Interista da sempre, dal primo giorno. E nessuno come Lele Oriali ha saputo rappresentare lo spirito umile e un po' operaio dell'Inter anni '70, un'Inter che prima dello scudetto di Bersellini e sotto la presidenza Fraizzoli galleggiava sempre intorno al quarto posto in serie A, facendosi regolarmente sbattere fuori dalle Coppe. Eppure Oriali era un giocatore che piaceva a tutti, che anche Ligabue ha cantato con un verso di "Una vita da mediano", volendo in questo modo rappresentare tutte quelle persone capaci di fare qualcosa di importante ma senza autoelevarsi rispetto agli altri, senza voler apparire come protagonista e figura.

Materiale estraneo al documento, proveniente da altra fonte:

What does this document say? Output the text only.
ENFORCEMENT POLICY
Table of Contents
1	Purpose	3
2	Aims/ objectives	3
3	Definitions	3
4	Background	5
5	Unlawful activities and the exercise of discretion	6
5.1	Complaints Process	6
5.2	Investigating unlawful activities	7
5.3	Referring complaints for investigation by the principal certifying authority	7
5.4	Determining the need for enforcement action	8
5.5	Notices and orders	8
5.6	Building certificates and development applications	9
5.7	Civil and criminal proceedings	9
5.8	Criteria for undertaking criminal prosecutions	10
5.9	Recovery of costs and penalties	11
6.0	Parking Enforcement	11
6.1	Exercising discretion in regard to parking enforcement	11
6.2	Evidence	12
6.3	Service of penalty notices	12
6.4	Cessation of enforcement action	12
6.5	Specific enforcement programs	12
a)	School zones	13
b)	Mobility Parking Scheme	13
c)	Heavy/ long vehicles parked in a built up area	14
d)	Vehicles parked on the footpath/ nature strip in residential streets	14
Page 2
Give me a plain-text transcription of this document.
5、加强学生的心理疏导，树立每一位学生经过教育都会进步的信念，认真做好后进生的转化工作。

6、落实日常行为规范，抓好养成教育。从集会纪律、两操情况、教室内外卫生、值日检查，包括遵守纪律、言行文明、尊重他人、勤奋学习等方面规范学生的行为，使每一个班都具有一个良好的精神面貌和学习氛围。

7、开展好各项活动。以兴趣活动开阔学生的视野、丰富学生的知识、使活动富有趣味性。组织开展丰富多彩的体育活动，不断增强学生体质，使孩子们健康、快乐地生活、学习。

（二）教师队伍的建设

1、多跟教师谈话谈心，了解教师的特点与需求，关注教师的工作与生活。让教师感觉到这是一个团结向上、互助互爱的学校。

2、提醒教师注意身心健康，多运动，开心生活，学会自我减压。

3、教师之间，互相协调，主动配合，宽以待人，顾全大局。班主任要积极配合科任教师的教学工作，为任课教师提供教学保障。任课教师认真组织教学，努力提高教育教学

A 19 anni marcò Johan Cruyff in una finale di Coppa dei Campioni, un compito ingrato che svolse con dignità e senza protestare. Era giovane ma poteva bruciarsi, perché quel giorno il numero 4 sulle sue spalle troppo spesso arrancava di fronte al numero 14 sulle spalle del fuoriclasse olandese. Invece Oriali ne trasse un insegnamento importante, non si arrese e fece iniziare da lì una lunga e luminosa carriera che l'ha portato a vincere anche il Mondiale 1982. E quel giorno a Madrid era lui che faceva il fenomeno, mentre il baffuto e famigerato Stielike cercava inutilmente di corrergli dietro, riuscendo a prenderlo solo con delle gran scarpate.

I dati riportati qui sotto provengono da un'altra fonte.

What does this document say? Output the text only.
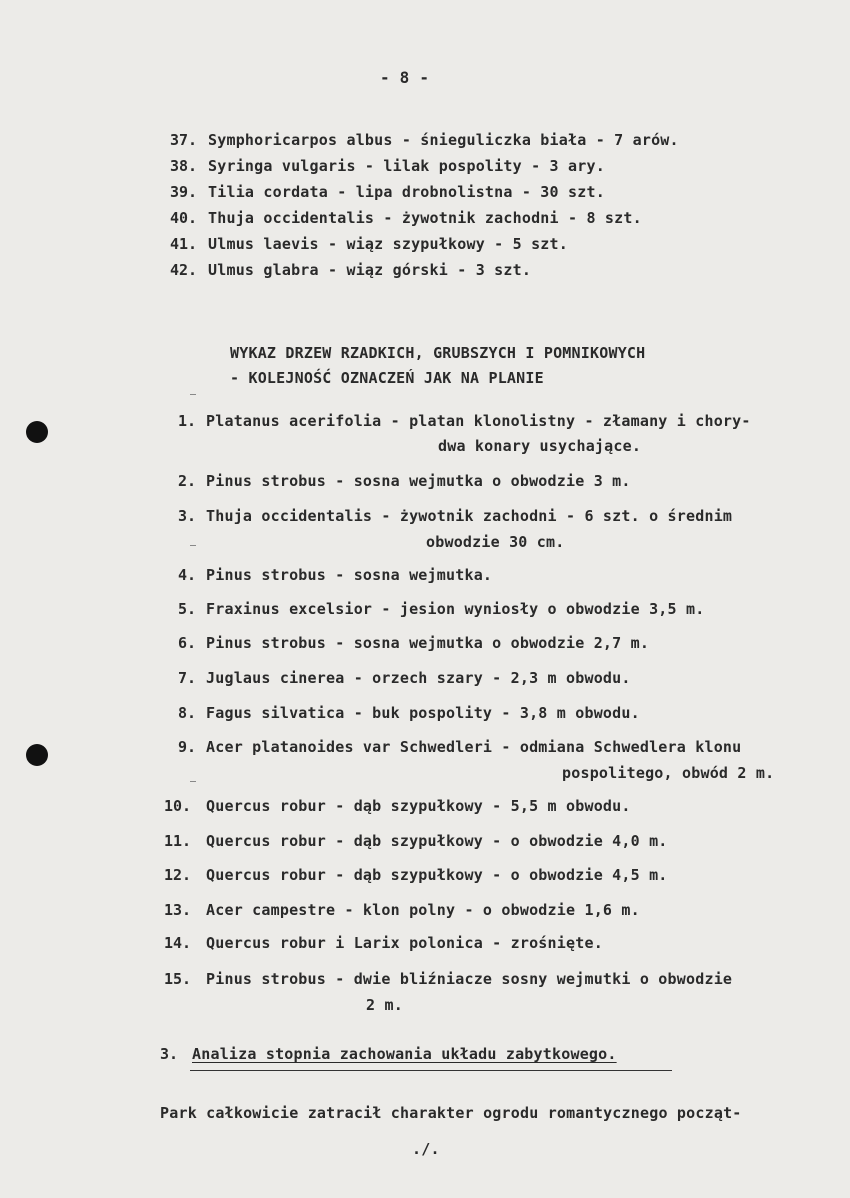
- 8 -
37. Symphoricarpos albus - śnieguliczka biała - 7 arów.
38. Syringa vulgaris - lilak pospolity - 3 ary.
39. Tilia cordata - lipa drobnolistna - 30 szt.
40. Thuja occidentalis - żywotnik zachodni - 8 szt.
41. Ulmus laevis - wiąz szypułkowy - 5 szt.
42. Ulmus glabra - wiąz górski - 3 szt.
WYKAZ DRZEW RZADKICH, GRUBSZYCH I POMNIKOWYCH
- KOLEJNOŚĆ OZNACZEŃ JAK NA PLANIE
1. Platanus acerifolia - platan klonolistny - złamany i chory-
dwa konary usychające.
2. Pinus strobus - sosna wejmutka o obwodzie 3 m.
3. Thuja occidentalis - żywotnik zachodni - 6 szt. o średnim
obwodzie 30 cm.
4. Pinus strobus - sosna wejmutka.
5. Fraxinus excelsior - jesion wyniosły o obwodzie 3,5 m.
6. Pinus strobus - sosna wejmutka o obwodzie 2,7 m.
7. Juglaus cinerea - orzech szary - 2,3 m obwodu.
8. Fagus silvatica - buk pospolity - 3,8 m obwodu.
9. Acer platanoides var Schwedleri - odmiana Schwedlera klonu
pospolitego, obwód 2 m.
10. Quercus robur - dąb szypułkowy - 5,5 m obwodu.
11. Quercus robur - dąb szypułkowy - o obwodzie 4,0 m.
12. Quercus robur - dąb szypułkowy - o obwodzie 4,5 m.
13. Acer campestre - klon polny - o obwodzie 1,6 m.
14. Quercus robur i Larix polonica - zrośnięte.
15. Pinus strobus - dwie bliźniacze sosny wejmutki o obwodzie
2 m.
3. Analiza stopnia zachowania układu zabytkowego.
Park całkowicie zatracił charakter ogrodu romantycznego począt-
./.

Si è sempre fatto apprezzare proprio per queste sue doti di equilibrio e discrezione. Il grande Gianni Brera lo chiamava "Piper" ispirandosi all'omonima marca di champagne, perché nella sua concretezza sapeva anche essere frizzante. Soprattutto nei derby, che l'hanno visto spesso protagonista con prestazioni maiuscole. All'Inter è sempre stato legato da un metaforico cordone ombelicale che non si è mai reciso, nemmeno quando è stato costretto a cambiare colori. Nel 1983 se ne andò da svincolato alla Fiorentina per dare ancora il suo valido contributo nelle ultime tre stagioni disputate da calciatore. Poi un lungo giro formativo nel ruolo di direttore sportivo: Solbiatese, Bologna, strong>Parma, poi Inter dal 1999, fortemente voluto e poi fortemente trattenuto da Massimo Moratti, fino all'apoteosi del Triplete 2010.

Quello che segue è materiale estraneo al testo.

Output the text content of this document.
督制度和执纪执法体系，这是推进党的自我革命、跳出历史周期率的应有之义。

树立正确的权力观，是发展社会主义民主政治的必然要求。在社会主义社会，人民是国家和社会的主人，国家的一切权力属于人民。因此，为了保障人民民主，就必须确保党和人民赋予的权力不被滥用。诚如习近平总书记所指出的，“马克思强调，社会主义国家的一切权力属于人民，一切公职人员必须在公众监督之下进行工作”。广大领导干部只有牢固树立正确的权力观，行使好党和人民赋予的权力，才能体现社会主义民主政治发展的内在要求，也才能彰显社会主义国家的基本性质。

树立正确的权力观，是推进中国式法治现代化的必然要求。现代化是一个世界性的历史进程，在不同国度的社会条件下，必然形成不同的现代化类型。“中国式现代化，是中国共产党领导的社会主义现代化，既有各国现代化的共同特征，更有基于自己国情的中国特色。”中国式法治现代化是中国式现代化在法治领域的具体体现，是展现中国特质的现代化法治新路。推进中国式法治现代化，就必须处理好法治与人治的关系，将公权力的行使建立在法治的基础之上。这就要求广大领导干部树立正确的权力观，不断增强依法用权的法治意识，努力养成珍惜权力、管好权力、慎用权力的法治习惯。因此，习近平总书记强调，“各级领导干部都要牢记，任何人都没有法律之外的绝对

Proprio dopo il momento più esaltante, il distacco. Via Mourinho, con l'arrivo di Rafa Benitez il suo ruolo doveva essere ricoperto da Amedeo Carboni, Il Lele non le mandò a dire: "Avevo un ruolo ben preciso nella società, che espletavo nel migliore dei modi, ma di fatto sono stato sollevato da questo incarico, sostituto, diciamo fatto fuori. E' venuta meno la fiducia nei miei confronti, non credo ci siano i presupposti per continuare. Restano poche possibilità che io continui la mia avventura all'Inter, credo di essere arrivato al capolinea". Qualche anno ai margini, con ruolo anche di opinionista su Premium Sport, poi la nomina a team manager della Nazionale A da parte dell'allora presidente federale Carlo Tavecchio, a fianco del commissario tecnico che guardacaso era Antonio Conte. Nel maggio del 2017 sembrava a un passo dal ritorno all'Inter, poi però la proprietà cinese ha preferito puntare su Walter Sabatini affidandogli il ruolo di consulente per tutto il Gruppo Suning. In quel momento ci rimase male, ma adesso lo chiama anche Conte e ad Antonio è difficile dire di no.